More on Gribov copies and propagators in Landau-gauge Yang-Mills theory

TL;DR

This paper investigates how different non-perturbative gauge fixing methods, specifically the minimal and absolute Landau gauges, affect gluon and ghost propagators in SU(2) Yang-Mills theory, revealing significant differences in the infrared regime.

Contribution

It provides a detailed numerical comparison of propagators in different Landau gauges, highlighting the impact of Gribov copies on non-perturbative gauge-dependent correlation functions.

Findings

Propagators differ significantly in the infrared region.

Finite-volume effects are altered between gauges.

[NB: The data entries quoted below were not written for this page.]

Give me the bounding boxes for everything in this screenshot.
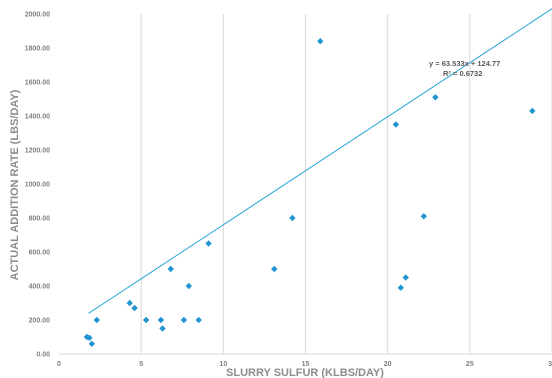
trendline (88, 8, 552, 314)
x-tick-label: 20 (384, 361, 392, 368)
data-point (180, 316, 188, 324)
x-axis-ticks: 0 5 10 15 20 25 30 (57, 361, 552, 368)
data-point (392, 121, 400, 128)
data-point (432, 94, 439, 101)
trendline-r-squared: R² = 0.6732 (443, 69, 482, 78)
y-axis-title: ACTUAL ADDITION RATE (LBS/DAY) (9, 89, 21, 280)
data-point (205, 240, 212, 247)
x-tick-label: 25 (466, 361, 474, 368)
data-point (271, 265, 278, 273)
data-point (185, 282, 193, 290)
y-tick-label: 400.00 (29, 284, 51, 291)
data-point (420, 213, 428, 220)
y-tick-label: 1800.00 (25, 46, 50, 53)
grid-lines (140, 14, 552, 354)
y-tick-label: 1200.00 (25, 148, 50, 155)
y-axis-ticks: 0.00 200.00 400.00 600.00 800.00 1000.00 1200.… (25, 12, 50, 359)
data-point (88, 340, 96, 347)
data-point (529, 107, 536, 115)
y-tick-label: 2000.00 (25, 12, 50, 19)
y-tick-label: 0.00 (36, 352, 50, 359)
x-tick-label: 15 (302, 361, 310, 368)
data-point (157, 316, 165, 324)
y-tick-label: 600.00 (29, 250, 51, 257)
data-point (402, 274, 409, 281)
y-tick-label: 1400.00 (25, 114, 50, 121)
y-tick-label: 1600.00 (25, 80, 50, 87)
data-points (83, 38, 536, 347)
data-point (195, 316, 202, 324)
y-tick-label: 1000.00 (25, 182, 50, 189)
x-tick-label: 0 (57, 361, 61, 368)
trendline-equation: y = 63.533x + 124.77 (429, 59, 500, 68)
x-axis-title: SLURRY SULFUR (KLBS/DAY) (226, 367, 384, 378)
data-point (126, 299, 133, 307)
data-point (397, 284, 405, 291)
data-point (159, 325, 166, 332)
y-tick-label: 200.00 (29, 318, 51, 325)
y-tick-label: 800.00 (29, 216, 51, 223)
data-point (131, 304, 138, 312)
x-tick-label: 30 (548, 361, 552, 368)
data-point (317, 38, 324, 45)
data-point (86, 334, 93, 342)
data-point (142, 316, 150, 324)
x-tick-label: 5 (139, 361, 143, 368)
x-tick-label: 10 (219, 361, 227, 368)
data-point (167, 265, 174, 273)
data-point (289, 214, 296, 222)
data-point (93, 316, 100, 324)
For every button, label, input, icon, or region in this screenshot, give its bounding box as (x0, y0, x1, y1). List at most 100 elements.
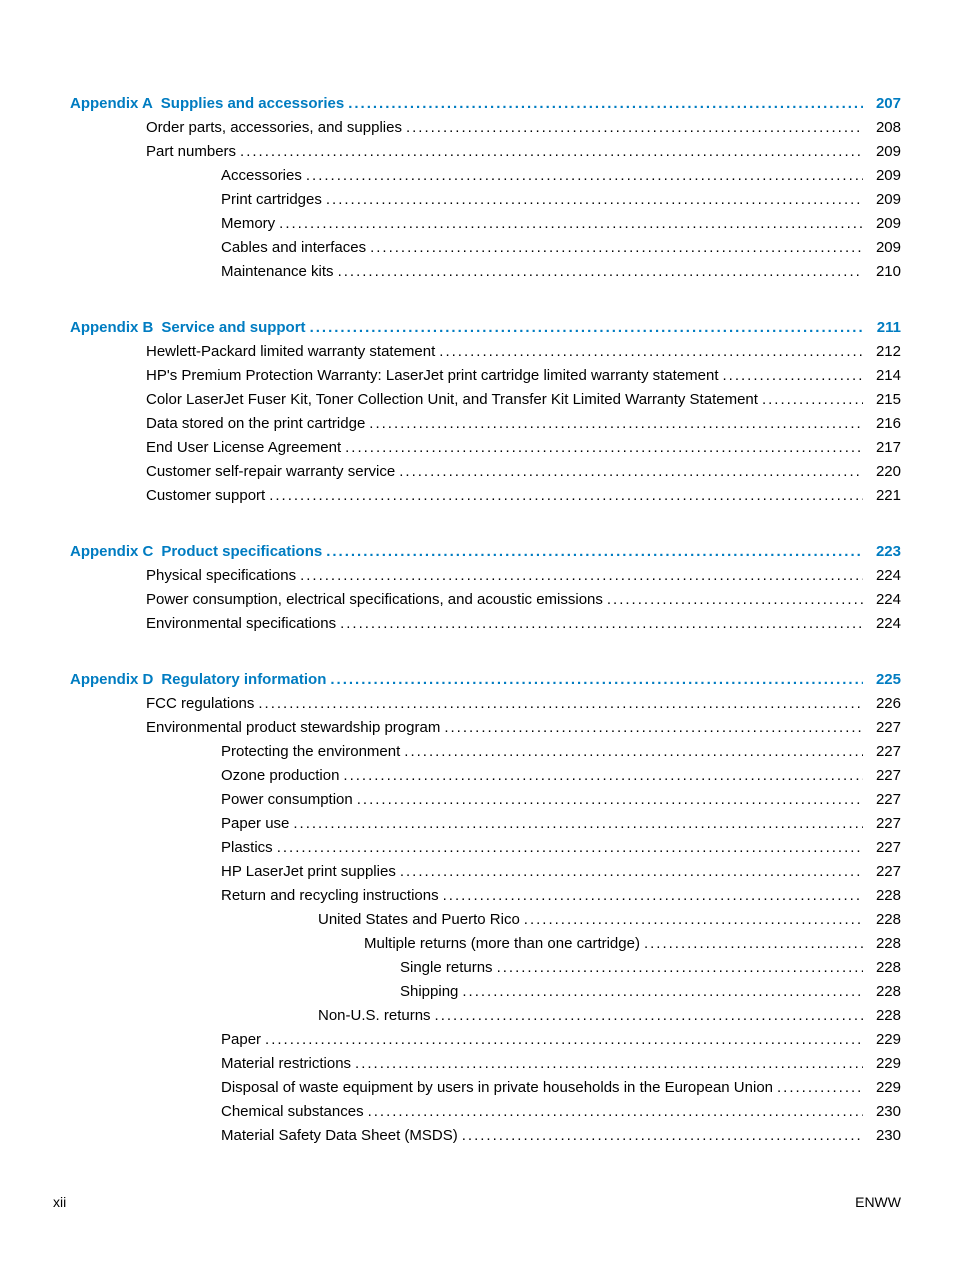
toc-page-number: 227 (867, 716, 901, 740)
toc-entry[interactable]: Print cartridges209 (70, 188, 901, 212)
toc-entry[interactable]: Return and recycling instructions228 (70, 884, 901, 908)
toc-entry[interactable]: Paper 229 (70, 1028, 901, 1052)
toc-entry-label: Data stored on the print cartridge (146, 412, 365, 436)
toc-entry-label: Plastics (221, 836, 273, 860)
toc-leader (644, 932, 863, 956)
toc-page-number: 228 (867, 1004, 901, 1028)
toc-entry[interactable]: Plastics227 (70, 836, 901, 860)
toc-entry[interactable]: Multiple returns (more than one cartridg… (70, 932, 901, 956)
toc-leader (439, 340, 863, 364)
toc-page-number: 209 (867, 140, 901, 164)
toc-entry[interactable]: Chemical substances230 (70, 1100, 901, 1124)
toc-entry-label: Ozone production (221, 764, 339, 788)
toc-entry[interactable]: Data stored on the print cartridge216 (70, 412, 901, 436)
toc-leader (258, 692, 863, 716)
toc-page-number: 221 (867, 484, 901, 508)
toc-section-appendix-b: Appendix B Service and support 211 Hewle… (70, 316, 901, 508)
toc-entry-label: Part numbers (146, 140, 236, 164)
toc-entry[interactable]: Environmental specifications 224 (70, 612, 901, 636)
toc-leader (462, 1124, 863, 1148)
toc-leader (404, 740, 863, 764)
toc-entry[interactable]: Color LaserJet Fuser Kit, Toner Collecti… (70, 388, 901, 412)
toc-page-number: 228 (867, 884, 901, 908)
toc-entry[interactable]: Material restrictions229 (70, 1052, 901, 1076)
toc-page-number: 217 (867, 436, 901, 460)
toc-entry-label: Environmental specifications (146, 612, 336, 636)
toc-page-number: 229 (867, 1052, 901, 1076)
toc-page-number: 224 (867, 612, 901, 636)
toc-entry-label: Non-U.S. returns (318, 1004, 431, 1028)
toc-entry[interactable]: Accessories209 (70, 164, 901, 188)
toc-content: Appendix A Supplies and accessories 207 … (70, 92, 901, 1180)
toc-heading-appendix-b[interactable]: Appendix B Service and support 211 (70, 316, 901, 340)
toc-entry[interactable]: Protecting the environment227 (70, 740, 901, 764)
toc-entry[interactable]: Physical specifications224 (70, 564, 901, 588)
toc-entry[interactable]: Order parts, accessories, and supplies20… (70, 116, 901, 140)
toc-entry[interactable]: Power consumption, electrical specificat… (70, 588, 901, 612)
toc-entry[interactable]: Hewlett-Packard limited warranty stateme… (70, 340, 901, 364)
toc-heading-prefix: Appendix A (70, 92, 153, 116)
toc-page-number: 220 (867, 460, 901, 484)
toc-entry-label: Protecting the environment (221, 740, 400, 764)
toc-leader (340, 612, 863, 636)
toc-entry[interactable]: End User License Agreement217 (70, 436, 901, 460)
toc-section-appendix-d: Appendix D Regulatory information 225 FC… (70, 668, 901, 1148)
toc-heading-appendix-a[interactable]: Appendix A Supplies and accessories 207 (70, 92, 901, 116)
toc-leader (355, 1052, 863, 1076)
toc-heading-title: Product specifications (161, 540, 322, 564)
toc-entry-label: Memory (221, 212, 275, 236)
toc-leader (399, 460, 863, 484)
toc-entry[interactable]: United States and Puerto Rico228 (70, 908, 901, 932)
toc-entry[interactable]: Part numbers 209 (70, 140, 901, 164)
toc-leader (723, 364, 863, 388)
toc-heading-appendix-c[interactable]: Appendix C Product specifications 223 (70, 540, 901, 564)
toc-entry[interactable]: Material Safety Data Sheet (MSDS)230 (70, 1124, 901, 1148)
toc-entry[interactable]: Maintenance kits210 (70, 260, 901, 284)
toc-entry[interactable]: Customer support221 (70, 484, 901, 508)
toc-page-number: 227 (867, 764, 901, 788)
toc-leader (607, 588, 863, 612)
toc-entry-label: Multiple returns (more than one cartridg… (364, 932, 640, 956)
toc-entry-label: Print cartridges (221, 188, 322, 212)
toc-entry[interactable]: Single returns228 (70, 956, 901, 980)
toc-leader (462, 980, 863, 1004)
toc-page-number: 211 (867, 316, 901, 340)
toc-entry[interactable]: Shipping228 (70, 980, 901, 1004)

Differences are observed in both 2D and 3D cases.

Abstract

Fixing a gauge in the non-perturbative domain of Yang-Mills theory is a non-trivial problem due to the presence of Gribov copies. In particular, there are different gauges in the non-perturbative regime which all correspond to the same definition of a gauge in the perturbative domain. Gauge-dependent correlation functions may differ in these gauges. Two such gauges are the minimal and absolute Landau gauge, both corresponding to the perturbative Landau gauge. These, and their numerical implementation, are described and presented in detail. Other choices will also be discussed. This investigation is performed, using numerical lattice gauge theory calculations, by comparing the propagators of gluons and ghosts for the minimal Landau gauge and the absolute Landau gauge in SU(2) Yang-Mills theory. It is found that the propagators are different in the far infrared and even at energy scales of the order of half a GeV. In particular, also the finite-volume effects are modified. This is observed in two and three dimensions. Some remarks on the four-dimensional case are provided as well.